Un accord de partenariat, dénommé Accord de commerce et de coopération, établissant un nouveau cadre spécifique de relations à partir du 1er janvier 2021 a été conclu entre les négociateurs de l’Union européenne et du Royaume-Uni. 

Cela ne signifie toutefois pas que tout continue comme avant ! En effet, la libre circulation des biens, des personnes, des services et des capitaux telle que nous la connaissions jusqu’à présent change fondamentalement. Depuis le 1er janvier 2021, le Royaume-Uni ne fait plus partie de l'union douanière ni du marché intérieur, ce qui génère inévitablement des conséquences pour les entreprises et les particuliers.  Il importe dès lors de recueillir les informations nécessaires pour faire face aux changements plus ou moins importants affectant leurs relations avec le Royaume-Uni,

Faites le Brexit Impact Scan.

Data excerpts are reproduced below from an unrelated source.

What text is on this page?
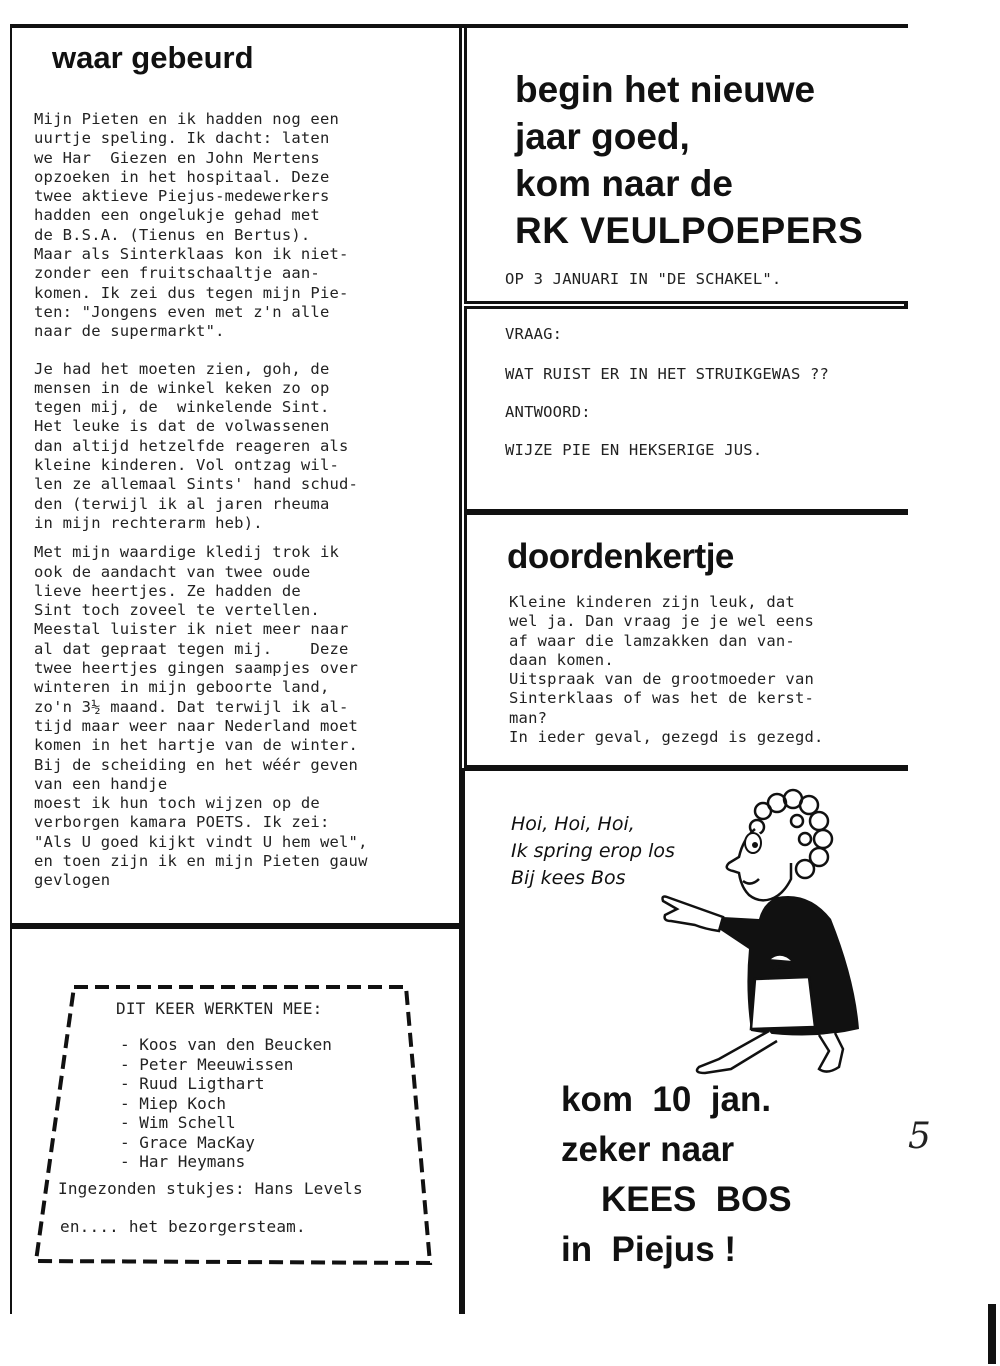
waar gebeurd

Mijn Pieten en ik hadden nog een
uurtje speling. Ik dacht: laten
we Har  Giezen en John Mertens
opzoeken in het hospitaal. Deze
twee aktieve Piejus-medewerkers
hadden een ongelukje gehad met
de B.S.A. (Tienus en Bertus).
Maar als Sinterklaas kon ik niet-
zonder een fruitschaaltje aan-
komen. Ik zei dus tegen mijn Pie-
ten: "Jongens even met z'n alle
naar de supermarkt".

Je had het moeten zien, goh, de
mensen in de winkel keken zo op
tegen mij, de  winkelende Sint.
Het leuke is dat de volwassenen
dan altijd hetzelfde reageren als
kleine kinderen. Vol ontzag wil-
len ze allemaal Sints' hand schud-
den (terwijl ik al jaren rheuma
in mijn rechterarm heb).

Met mijn waardige kledij trok ik
ook de aandacht van twee oude
lieve heertjes. Ze hadden de
Sint toch zoveel te vertellen.
Meestal luister ik niet meer naar
al dat gepraat tegen mij.    Deze
twee heertjes gingen saampjes over
winteren in mijn geboorte land,
zo'n 3½ maand. Dat terwijl ik al-
tijd maar weer naar Nederland moet
komen in het hartje van de winter.
Bij de scheiding en het wéér geven
van een handje
moest ik hun toch wijzen op de
verborgen kamara POETS. Ik zei:
"Als U goed kijkt vindt U hem wel",
en toen zijn ik en mijn Pieten gauw
gevlogen

begin het nieuwe
jaar goed,
kom naar de
RK VEULPOEPERS
OP 3 JANUARI IN "DE SCHAKEL".
VRAAG:
WAT RUIST ER IN HET STRUIKGEWAS ??
ANTWOORD:
WIJZE PIE EN HEKSERIGE JUS.
doordenkertje

Kleine kinderen zijn leuk, dat
wel ja. Dan vraag je je wel eens
af waar die lamzakken dan van-
daan komen.
Uitspraak van de grootmoeder van
Sinterklaas of was het de kerst-
man?
In ieder geval, gezegd is gezegd.

Hoi, Hoi, Hoi,
Ik spring erop los
Bij kees Bos

kom  10  jan.
zeker naar
KEES  BOS
in  Piejus !
DIT KEER WERKTEN MEE:
- Koos van den Beucken
- Peter Meeuwissen
- Ruud Ligthart
- Miep Koch
- Wim Schell
- Grace MacKay
- Har Heymans
Ingezonden stukjes: Hans Levels
en.... het bezorgersteam.
5
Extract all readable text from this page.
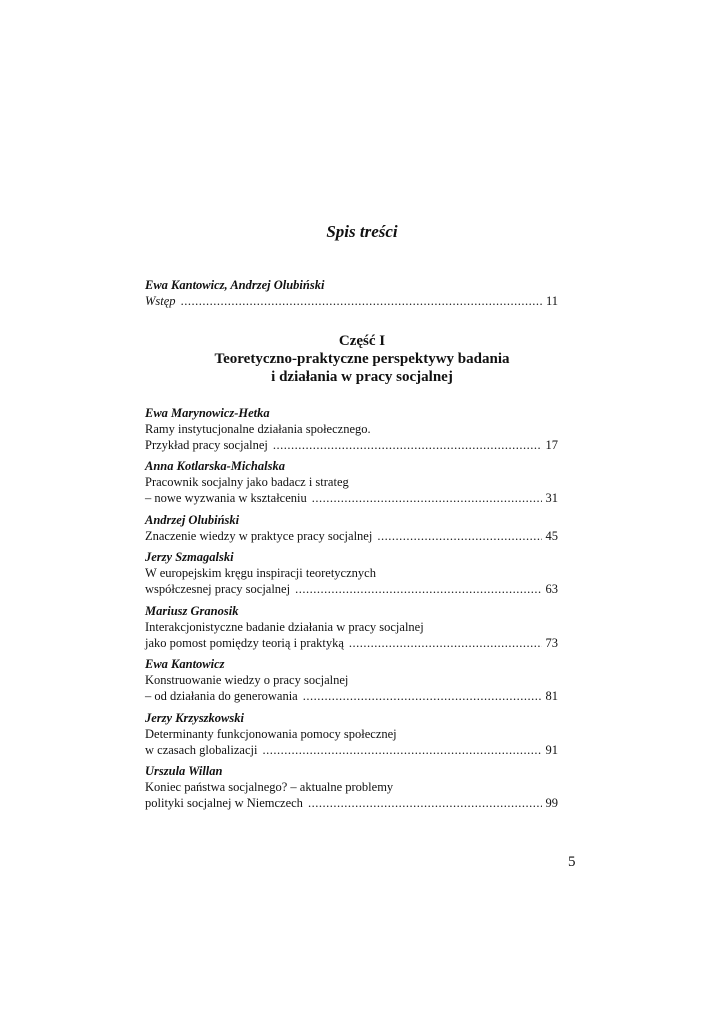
Spis treści
Ewa Kantowicz, Andrzej Olubiński
Wstęp .....	11
Część I
Teoretyczno-praktyczne perspektywy badania
i działania w pracy socjalnej
Ewa Marynowicz-Hetka
Ramy instytucjonalne działania społecznego.
Przykład pracy socjalnej .....	17
Anna Kotlarska-Michalska
Pracownik socjalny jako badacz i strateg
– nowe wyzwania w kształceniu .....	31
Andrzej Olubiński
Znaczenie wiedzy w praktyce pracy socjalnej .....	45
Jerzy Szmagalski
W europejskim kręgu inspiracji teoretycznych
współczesnej pracy socjalnej .....	63
Mariusz Granosik
Interakcjonistyczne badanie działania w pracy socjalnej
jako pomost pomiędzy teorią i praktyką .....	73
Ewa Kantowicz
Konstruowanie wiedzy o pracy socjalnej
– od działania do generowania .....	81
Jerzy Krzyszkowski
Determinanty funkcjonowania pomocy społecznej
w czasach globalizacji .....	91
Urszula Willan
Koniec państwa socjalnego? – aktualne problemy
polityki socjalnej w Niemczech .....	99
5
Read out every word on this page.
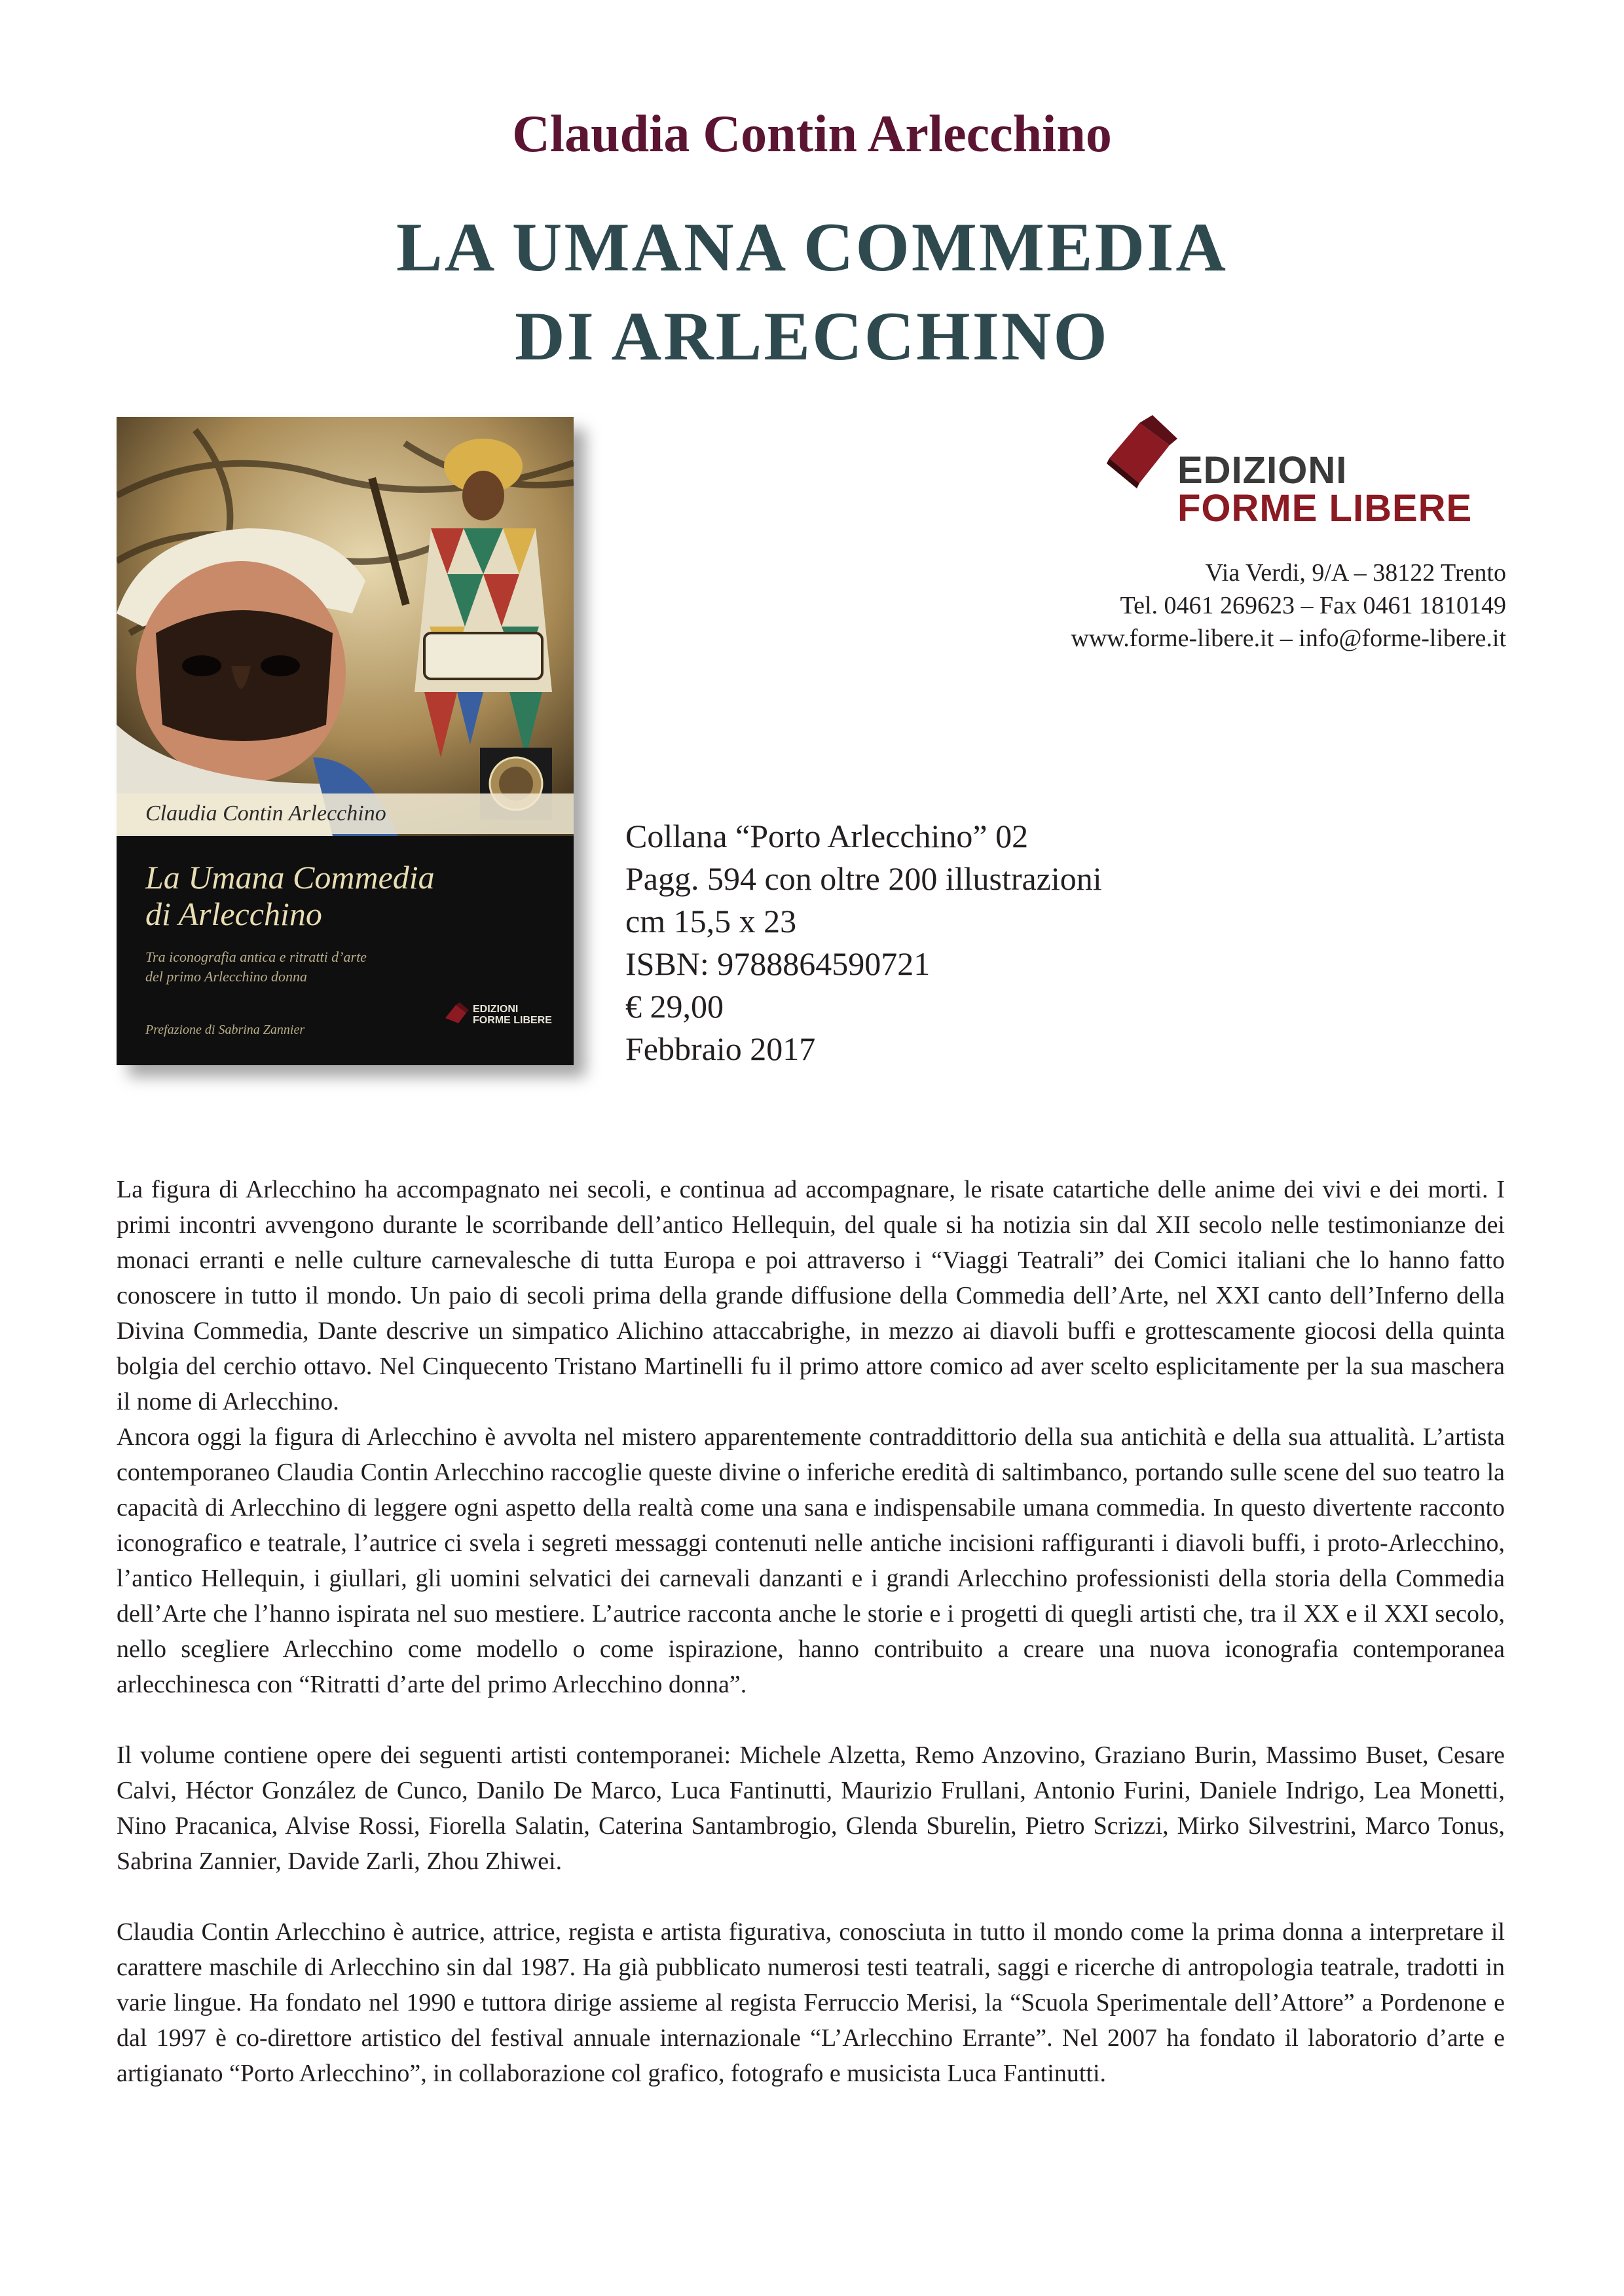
Claudia Contin Arlecchino
LA UMANA COMMEDIA
DI ARLECCHINO
Claudia Contin Arlecchino
La Umana Commedia
di Arlecchino
Tra iconografia antica e ritratti d’arte
del primo Arlecchino donna
Prefazione di Sabrina Zannier
EDIZIONI
FORME LIBERE
EDIZIONI
FORME LIBERE
Via Verdi, 9/A – 38122 Trento
Tel. 0461 269623 – Fax 0461 1810149
www.forme-libere.it – info@forme-libere.it
Collana “Porto Arlecchino” 02
Pagg. 594 con oltre 200 illustrazioni
cm 15,5 x 23
ISBN: 9788864590721
€ 29,00
Febbraio 2017

La figura di Arlecchino ha accompagnato nei secoli, e continua ad accompagnare, le risate catartiche delle anime dei vivi e dei morti. I primi incontri avvengono durante le scorribande dell’antico Hellequin, del quale si ha notizia sin dal XII secolo nelle testimonianze dei monaci erranti e nelle culture carnevalesche di tutta Europa e poi attraverso i “Viaggi Teatrali” dei Comici italiani che lo hanno fatto conoscere in tutto il mondo. Un paio di secoli prima della grande diffusione della Commedia dell’Arte, nel XXI canto dell’Inferno della Divina Commedia, Dante descrive un simpatico Alichino attaccabrighe, in mezzo ai diavoli buffi e grottescamente giocosi della quinta bolgia del cerchio ottavo. Nel Cinquecento Tristano Martinelli fu il primo attore comico ad aver scelto esplicitamente per la sua maschera il nome di Arlecchino.

Ancora oggi la figura di Arlecchino è avvolta nel mistero apparentemente contraddittorio della sua antichità e della sua attualità. L’artista contemporaneo Claudia Contin Arlecchino raccoglie queste divine o inferiche eredità di saltimbanco, portando sulle scene del suo teatro la capacità di Arlecchino di leggere ogni aspetto della realtà come una sana e indispensabile umana commedia. In questo divertente racconto iconografico e teatrale, l’autrice ci svela i segreti messaggi contenuti nelle antiche incisioni raffiguranti i diavoli buffi, i proto-Arlecchino, l’antico Hellequin, i giullari, gli uomini selvatici dei carnevali danzanti e i grandi Arlecchino professionisti della storia della Commedia dell’Arte che l’hanno ispirata nel suo mestiere. L’autrice racconta anche le storie e i progetti di quegli artisti che, tra il XX e il XXI secolo, nello scegliere Arlecchino come modello o come ispirazione, hanno contribuito a creare una nuova iconografia contemporanea arlecchinesca con “Ritratti d’arte del primo Arlecchino donna”.

Il volume contiene opere dei seguenti artisti contemporanei: Michele Alzetta, Remo Anzovino, Graziano Burin, Massimo Buset, Cesare Calvi, Héctor González de Cunco, Danilo De Marco, Luca Fantinutti, Maurizio Frullani, Antonio Furini, Daniele Indrigo, Lea Monetti, Nino Pracanica, Alvise Rossi, Fiorella Salatin, Caterina Santambrogio, Glenda Sburelin, Pietro Scrizzi, Mirko Silvestrini, Marco Tonus, Sabrina Zannier, Davide Zarli, Zhou Zhiwei.

Claudia Contin Arlecchino è autrice, attrice, regista e artista figurativa, conosciuta in tutto il mondo come la prima donna a interpretare il carattere maschile di Arlecchino sin dal 1987. Ha già pubblicato numerosi testi teatrali, saggi e ricerche di antropologia teatrale, tradotti in varie lingue. Ha fondato nel 1990 e tuttora dirige assieme al regista Ferruccio Merisi, la “Scuola Sperimentale dell’Attore” a Pordenone e dal 1997 è co-direttore artistico del festival annuale internazionale “L’Arlecchino Errante”. Nel 2007 ha fondato il laboratorio d’arte e artigianato “Porto Arlecchino”, in collaborazione col grafico, fotografo e musicista Luca Fantinutti.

Vous pourrez ainsi identifier les conséquences potentielles pour votre entreprise et bénéficierez de conseils sur mesure pour mieux y faire face.

Réglementation

La réglementation britannique était jusqu’ici dérivée de la législation européenne. La majorité de la réglementation restera similaire dans un premier temps. Celle-ci pourrait cependant évoluer rapidement. Toute différence entre les réglementations britannique et européenne représentera un problème supplémentaire pour les entreprises belges et constituera même un risque de voir changer leur position concurrentielle par rapport aux entreprises britanniques.

En tout état de cause, les réglementations intracommunautaires en matière de relations commerciales avec le Royaume-Uni ne s'appliquent plus depuis la fin de la période de transition, le 31 décembre 2020. Il s'agit principalement des règlements en matière d'importation et d'exportation de produits et de services et des prescriptions douanières correspondantes, mais également d'autres réglementations, comme celles relatives à la propriété intellectuelle, aux règles d'origine, à la normalisation, à l'accréditation ou la conformité, etc. L’accord de commerce et de coopération conclu entre les parties prévoit toutefois de nombreuses dispositions dérogatoires à même de limiter certaines conséquences négatives pour les entreprises.